Abstract

Our own results and those of others have indicated that nonactivated glucocorticoid-receptor complexes are oligomeric proteins with Stokes radius R s = 8–9 nm, and that activation is accompanied by a reduction in size to R s = 5–6 nm. The most convincing evidence for the large size of the nonactivated compared to the activated complex has been obtained with cytosols stabilized with molybdate. It has been suggested, however, that molybdate causes aggregation of complexes. Here we show that nonactivated rat thymus complexes in cytosols with molybdate and 400 M KCl have R s = 8 nm. Furthermore, cytosols from WEHI-cells, which are exceptionally stable, show clear indications of 8 nM nonactivated complexes even without molybdate. The principal complexes in thymus cells under physiological conditions are the nonactivated, activated and nuclear-bound forms.

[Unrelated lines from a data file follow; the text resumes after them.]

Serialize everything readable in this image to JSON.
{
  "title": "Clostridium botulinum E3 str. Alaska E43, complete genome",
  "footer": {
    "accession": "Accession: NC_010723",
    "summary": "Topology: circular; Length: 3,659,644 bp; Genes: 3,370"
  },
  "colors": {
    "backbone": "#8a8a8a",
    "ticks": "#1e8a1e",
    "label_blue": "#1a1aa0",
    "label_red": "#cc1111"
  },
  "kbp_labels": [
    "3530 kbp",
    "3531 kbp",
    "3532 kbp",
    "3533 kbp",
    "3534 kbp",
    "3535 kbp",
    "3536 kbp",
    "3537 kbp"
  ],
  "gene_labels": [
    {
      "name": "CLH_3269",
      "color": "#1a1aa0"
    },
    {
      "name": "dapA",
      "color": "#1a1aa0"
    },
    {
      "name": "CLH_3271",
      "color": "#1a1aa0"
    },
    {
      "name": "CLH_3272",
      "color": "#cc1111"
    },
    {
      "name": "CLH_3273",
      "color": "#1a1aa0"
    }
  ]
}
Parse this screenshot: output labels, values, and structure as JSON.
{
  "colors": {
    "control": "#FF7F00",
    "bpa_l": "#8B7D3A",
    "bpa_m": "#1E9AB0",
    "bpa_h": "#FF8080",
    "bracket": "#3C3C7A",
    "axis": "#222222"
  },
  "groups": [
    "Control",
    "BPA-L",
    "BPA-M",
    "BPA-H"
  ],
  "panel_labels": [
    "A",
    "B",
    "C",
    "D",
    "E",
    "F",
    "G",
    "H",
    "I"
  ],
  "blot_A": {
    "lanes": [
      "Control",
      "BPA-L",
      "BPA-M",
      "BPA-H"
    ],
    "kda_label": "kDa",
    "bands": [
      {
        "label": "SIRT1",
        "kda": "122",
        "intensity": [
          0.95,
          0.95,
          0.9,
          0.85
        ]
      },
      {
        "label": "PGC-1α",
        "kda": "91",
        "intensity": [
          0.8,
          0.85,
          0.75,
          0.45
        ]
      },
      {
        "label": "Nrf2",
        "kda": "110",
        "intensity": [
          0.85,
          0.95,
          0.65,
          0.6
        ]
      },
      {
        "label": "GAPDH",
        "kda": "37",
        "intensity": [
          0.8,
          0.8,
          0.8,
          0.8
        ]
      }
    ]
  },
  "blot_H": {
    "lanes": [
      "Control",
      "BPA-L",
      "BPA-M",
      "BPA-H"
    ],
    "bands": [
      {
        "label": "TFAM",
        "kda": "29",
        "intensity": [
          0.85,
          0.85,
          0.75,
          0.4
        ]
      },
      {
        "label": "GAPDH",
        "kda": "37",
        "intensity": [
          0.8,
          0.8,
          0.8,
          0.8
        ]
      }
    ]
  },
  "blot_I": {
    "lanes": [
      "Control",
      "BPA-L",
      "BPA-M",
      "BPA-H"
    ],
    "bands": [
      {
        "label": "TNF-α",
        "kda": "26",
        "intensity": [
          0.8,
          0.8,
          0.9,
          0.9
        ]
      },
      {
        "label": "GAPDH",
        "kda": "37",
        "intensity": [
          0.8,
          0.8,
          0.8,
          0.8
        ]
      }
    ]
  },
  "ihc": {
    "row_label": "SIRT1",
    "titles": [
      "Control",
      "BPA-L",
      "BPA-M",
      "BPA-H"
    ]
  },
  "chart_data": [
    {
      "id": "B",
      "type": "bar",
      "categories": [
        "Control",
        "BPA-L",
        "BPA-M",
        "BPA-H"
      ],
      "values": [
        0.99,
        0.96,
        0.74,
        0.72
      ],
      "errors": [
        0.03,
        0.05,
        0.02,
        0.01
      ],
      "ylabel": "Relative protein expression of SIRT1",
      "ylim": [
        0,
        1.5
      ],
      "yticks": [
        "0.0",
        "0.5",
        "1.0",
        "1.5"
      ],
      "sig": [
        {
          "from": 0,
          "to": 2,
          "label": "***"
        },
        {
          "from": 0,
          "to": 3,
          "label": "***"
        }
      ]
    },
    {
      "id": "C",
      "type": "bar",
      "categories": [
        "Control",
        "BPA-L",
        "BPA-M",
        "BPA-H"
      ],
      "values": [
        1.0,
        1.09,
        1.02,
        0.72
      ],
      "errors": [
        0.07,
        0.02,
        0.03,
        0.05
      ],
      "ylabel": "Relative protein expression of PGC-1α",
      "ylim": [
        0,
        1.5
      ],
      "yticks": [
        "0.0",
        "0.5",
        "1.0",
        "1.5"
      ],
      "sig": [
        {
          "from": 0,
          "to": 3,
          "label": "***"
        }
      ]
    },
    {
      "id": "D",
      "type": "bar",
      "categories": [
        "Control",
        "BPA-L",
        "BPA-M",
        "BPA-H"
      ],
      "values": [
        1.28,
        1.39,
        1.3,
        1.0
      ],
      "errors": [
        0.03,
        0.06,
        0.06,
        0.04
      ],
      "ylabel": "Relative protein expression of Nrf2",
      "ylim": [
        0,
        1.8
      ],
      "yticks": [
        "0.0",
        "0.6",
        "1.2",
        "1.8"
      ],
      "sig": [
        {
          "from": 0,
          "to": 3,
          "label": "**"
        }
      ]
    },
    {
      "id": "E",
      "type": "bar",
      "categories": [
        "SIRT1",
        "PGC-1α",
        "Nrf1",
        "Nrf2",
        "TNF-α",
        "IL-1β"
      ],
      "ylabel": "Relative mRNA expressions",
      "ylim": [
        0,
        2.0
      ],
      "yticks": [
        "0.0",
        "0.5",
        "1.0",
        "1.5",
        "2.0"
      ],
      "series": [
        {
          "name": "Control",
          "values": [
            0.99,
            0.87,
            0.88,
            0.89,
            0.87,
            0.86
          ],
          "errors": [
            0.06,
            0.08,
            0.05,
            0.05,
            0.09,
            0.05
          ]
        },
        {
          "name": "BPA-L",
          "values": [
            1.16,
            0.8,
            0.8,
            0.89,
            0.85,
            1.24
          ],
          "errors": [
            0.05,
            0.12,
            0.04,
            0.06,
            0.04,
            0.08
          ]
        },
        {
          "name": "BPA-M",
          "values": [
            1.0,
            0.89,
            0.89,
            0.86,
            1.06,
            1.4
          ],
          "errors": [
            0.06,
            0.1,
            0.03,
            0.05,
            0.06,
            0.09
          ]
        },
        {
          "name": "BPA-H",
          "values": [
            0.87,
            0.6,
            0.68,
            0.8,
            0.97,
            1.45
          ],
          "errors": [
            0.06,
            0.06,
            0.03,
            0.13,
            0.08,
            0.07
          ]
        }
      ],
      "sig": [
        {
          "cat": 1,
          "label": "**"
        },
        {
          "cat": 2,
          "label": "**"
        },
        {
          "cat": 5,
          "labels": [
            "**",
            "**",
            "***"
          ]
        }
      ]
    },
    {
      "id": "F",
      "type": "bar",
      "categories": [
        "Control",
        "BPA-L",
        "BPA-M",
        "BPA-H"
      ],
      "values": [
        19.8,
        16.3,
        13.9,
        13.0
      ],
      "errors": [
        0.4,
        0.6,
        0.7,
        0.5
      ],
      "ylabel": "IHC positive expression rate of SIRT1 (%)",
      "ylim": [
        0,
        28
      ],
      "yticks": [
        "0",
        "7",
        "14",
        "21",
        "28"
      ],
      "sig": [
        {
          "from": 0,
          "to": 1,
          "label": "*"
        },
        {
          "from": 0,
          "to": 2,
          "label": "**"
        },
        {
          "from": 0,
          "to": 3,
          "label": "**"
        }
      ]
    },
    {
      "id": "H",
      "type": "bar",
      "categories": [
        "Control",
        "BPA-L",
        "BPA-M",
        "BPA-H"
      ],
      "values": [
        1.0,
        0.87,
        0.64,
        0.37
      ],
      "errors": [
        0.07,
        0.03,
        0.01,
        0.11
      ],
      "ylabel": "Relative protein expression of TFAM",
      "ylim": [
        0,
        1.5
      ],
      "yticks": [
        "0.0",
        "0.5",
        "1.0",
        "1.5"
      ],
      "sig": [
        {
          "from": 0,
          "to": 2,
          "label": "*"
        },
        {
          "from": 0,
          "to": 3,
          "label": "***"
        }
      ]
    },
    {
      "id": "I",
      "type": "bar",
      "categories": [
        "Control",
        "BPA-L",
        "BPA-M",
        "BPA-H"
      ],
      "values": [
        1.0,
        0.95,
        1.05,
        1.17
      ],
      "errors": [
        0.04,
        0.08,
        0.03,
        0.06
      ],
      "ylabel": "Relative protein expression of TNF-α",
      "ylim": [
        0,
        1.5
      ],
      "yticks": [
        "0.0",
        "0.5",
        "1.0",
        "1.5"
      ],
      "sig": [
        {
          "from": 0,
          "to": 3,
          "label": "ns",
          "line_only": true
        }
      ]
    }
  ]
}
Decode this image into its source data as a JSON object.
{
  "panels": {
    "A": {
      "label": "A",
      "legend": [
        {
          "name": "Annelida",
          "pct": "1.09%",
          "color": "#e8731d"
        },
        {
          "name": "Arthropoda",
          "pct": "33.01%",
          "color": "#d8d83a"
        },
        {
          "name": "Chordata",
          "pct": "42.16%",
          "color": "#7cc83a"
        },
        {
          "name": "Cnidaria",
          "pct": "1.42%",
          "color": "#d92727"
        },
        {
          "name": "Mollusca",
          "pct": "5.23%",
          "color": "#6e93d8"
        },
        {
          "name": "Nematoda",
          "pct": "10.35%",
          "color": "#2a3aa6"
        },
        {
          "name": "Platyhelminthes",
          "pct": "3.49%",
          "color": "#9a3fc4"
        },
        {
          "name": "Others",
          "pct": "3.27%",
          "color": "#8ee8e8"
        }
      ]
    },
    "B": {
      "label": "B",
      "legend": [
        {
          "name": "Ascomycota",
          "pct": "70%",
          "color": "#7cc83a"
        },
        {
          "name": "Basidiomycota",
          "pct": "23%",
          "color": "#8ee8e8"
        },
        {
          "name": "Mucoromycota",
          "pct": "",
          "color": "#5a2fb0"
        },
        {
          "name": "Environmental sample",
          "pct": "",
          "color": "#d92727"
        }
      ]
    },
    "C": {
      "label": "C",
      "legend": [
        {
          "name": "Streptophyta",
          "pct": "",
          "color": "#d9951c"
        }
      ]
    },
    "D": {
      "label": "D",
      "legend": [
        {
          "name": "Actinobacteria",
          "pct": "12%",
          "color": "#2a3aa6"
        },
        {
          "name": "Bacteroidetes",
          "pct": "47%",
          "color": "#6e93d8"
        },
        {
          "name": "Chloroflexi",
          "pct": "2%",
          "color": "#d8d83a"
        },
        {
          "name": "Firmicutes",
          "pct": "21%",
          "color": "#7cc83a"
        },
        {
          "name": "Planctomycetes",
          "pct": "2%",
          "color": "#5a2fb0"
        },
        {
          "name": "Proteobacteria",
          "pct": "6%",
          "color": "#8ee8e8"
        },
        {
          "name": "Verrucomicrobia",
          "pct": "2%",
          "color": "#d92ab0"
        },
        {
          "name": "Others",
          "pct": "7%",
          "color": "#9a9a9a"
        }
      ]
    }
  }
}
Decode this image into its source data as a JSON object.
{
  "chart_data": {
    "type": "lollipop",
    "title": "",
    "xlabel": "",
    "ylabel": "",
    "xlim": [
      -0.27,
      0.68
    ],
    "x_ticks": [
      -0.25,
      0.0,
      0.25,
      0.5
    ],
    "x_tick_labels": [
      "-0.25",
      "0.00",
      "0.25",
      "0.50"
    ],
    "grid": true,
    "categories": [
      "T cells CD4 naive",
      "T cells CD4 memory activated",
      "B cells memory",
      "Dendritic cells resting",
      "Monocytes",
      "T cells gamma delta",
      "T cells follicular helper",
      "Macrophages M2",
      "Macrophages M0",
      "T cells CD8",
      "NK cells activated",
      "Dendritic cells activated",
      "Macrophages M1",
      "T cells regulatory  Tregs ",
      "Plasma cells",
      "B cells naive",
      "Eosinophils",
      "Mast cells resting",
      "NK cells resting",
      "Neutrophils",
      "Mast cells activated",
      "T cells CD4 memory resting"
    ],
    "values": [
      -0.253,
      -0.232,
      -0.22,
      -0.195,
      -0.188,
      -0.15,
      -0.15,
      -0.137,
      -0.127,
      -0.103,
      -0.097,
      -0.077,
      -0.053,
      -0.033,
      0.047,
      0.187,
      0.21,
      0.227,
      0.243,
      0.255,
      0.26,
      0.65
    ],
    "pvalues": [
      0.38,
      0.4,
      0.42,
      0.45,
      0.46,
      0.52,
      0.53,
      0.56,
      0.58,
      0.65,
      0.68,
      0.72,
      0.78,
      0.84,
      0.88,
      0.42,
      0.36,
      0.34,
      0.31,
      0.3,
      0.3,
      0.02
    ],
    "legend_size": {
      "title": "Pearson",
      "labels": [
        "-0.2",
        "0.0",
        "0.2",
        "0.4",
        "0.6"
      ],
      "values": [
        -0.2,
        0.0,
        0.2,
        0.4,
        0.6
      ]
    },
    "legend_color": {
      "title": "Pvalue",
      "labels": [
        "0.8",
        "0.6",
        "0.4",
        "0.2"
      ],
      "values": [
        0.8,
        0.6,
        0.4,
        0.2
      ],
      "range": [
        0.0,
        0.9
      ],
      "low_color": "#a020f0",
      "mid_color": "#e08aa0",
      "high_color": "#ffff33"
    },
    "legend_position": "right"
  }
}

We have studied the rapid kinetics of formation and interconversion of these complexes in intact cells at 37°C, using our newly-developed mini-column procedure to assay nonactivated and activated complexes. These kinetic results, along with many earlier results, can be accounted for quantitatively with a simple cyclic (irreversible) model in which the dissociation rate constant of the steroid plays a key role. The model predicts correctly the different degrees of activation in the cell with glucocorticoids such as triamcinolone acetonide and dexamethasone on the one hand, and cortisol and corticosterone on the other, without assuming steroid-specific allosteric influences of each of these steroids on the receptor.